Lawton’s sixth installment of Frederick Troy’s adventures not only goes back in time from previous entries (A Little White Death, 2006, etc.) but also expands its scope from Frederick alone to the equally active lives of his father and brother.
In Vienna in the late 1930s, as the violence of the Nazi Party is growing more virulent, the story is covered by Rod Troy, a reporter for The Sunday Post, a newspaper owned by his eminent father, Alexei. Decades ago, Alex also spent years in Vienna, some of them, Rod learns, as a psychiatric patient of the energetic Sigmund Freud.
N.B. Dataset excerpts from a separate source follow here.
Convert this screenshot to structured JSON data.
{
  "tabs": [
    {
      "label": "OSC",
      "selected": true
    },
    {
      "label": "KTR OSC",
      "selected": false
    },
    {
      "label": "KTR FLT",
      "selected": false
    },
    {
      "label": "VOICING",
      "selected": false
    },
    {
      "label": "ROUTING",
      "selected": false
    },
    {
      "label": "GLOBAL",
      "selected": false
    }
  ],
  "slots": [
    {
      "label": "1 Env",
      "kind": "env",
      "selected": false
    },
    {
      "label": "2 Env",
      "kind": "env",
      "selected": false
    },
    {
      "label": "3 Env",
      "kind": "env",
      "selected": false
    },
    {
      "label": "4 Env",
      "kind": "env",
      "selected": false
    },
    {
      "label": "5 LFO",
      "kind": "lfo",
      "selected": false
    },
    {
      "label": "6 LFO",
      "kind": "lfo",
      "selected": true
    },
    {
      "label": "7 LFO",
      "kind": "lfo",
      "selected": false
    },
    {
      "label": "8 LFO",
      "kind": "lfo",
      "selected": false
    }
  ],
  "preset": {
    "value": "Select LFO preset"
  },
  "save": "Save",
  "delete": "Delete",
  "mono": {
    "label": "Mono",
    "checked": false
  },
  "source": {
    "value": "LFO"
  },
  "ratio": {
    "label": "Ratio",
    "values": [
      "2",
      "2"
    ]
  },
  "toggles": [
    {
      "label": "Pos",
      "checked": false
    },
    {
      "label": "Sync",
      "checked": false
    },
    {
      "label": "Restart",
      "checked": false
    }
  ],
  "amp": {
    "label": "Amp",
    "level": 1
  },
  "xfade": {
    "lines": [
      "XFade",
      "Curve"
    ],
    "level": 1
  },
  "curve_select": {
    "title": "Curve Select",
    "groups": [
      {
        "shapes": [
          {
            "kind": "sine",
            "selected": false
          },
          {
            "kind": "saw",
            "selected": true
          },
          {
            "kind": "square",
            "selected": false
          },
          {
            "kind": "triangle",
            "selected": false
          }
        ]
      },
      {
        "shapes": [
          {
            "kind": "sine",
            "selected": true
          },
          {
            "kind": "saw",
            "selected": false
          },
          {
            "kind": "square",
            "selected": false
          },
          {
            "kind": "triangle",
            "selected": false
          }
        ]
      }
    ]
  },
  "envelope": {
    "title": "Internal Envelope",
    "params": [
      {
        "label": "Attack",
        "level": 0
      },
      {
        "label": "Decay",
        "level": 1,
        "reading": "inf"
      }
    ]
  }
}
In London, Alex has encounters of his own with Winston Churchill, Harold Macmillan et al., concerning the threat of Hitler and the looming war. Alex, himself a Russian émigré, writes a bristling editorial about Russia for the Post as his son Frederick, Rod’s brother, continues his ascent to Scotland Yard’s Murder Squad. On the eve of Kristallnacht, Rod contemplates ensuring the safety of his family by fleeing Vienna. In London, Alex continues to have Churchill’s ear as the government prepares to incarcerate recent immigrants deemed suspicious—a program to be carried out by Frederick and his colleagues. In the midst of this turmoil, as the bombing of London begins, Frederick probes the hit-and-run death of a rabbi that seems an ordinary crime until another rabbi is killed in his own synagogue.
History and politics again add depth and texture to Lawton’s impressively complex thriller.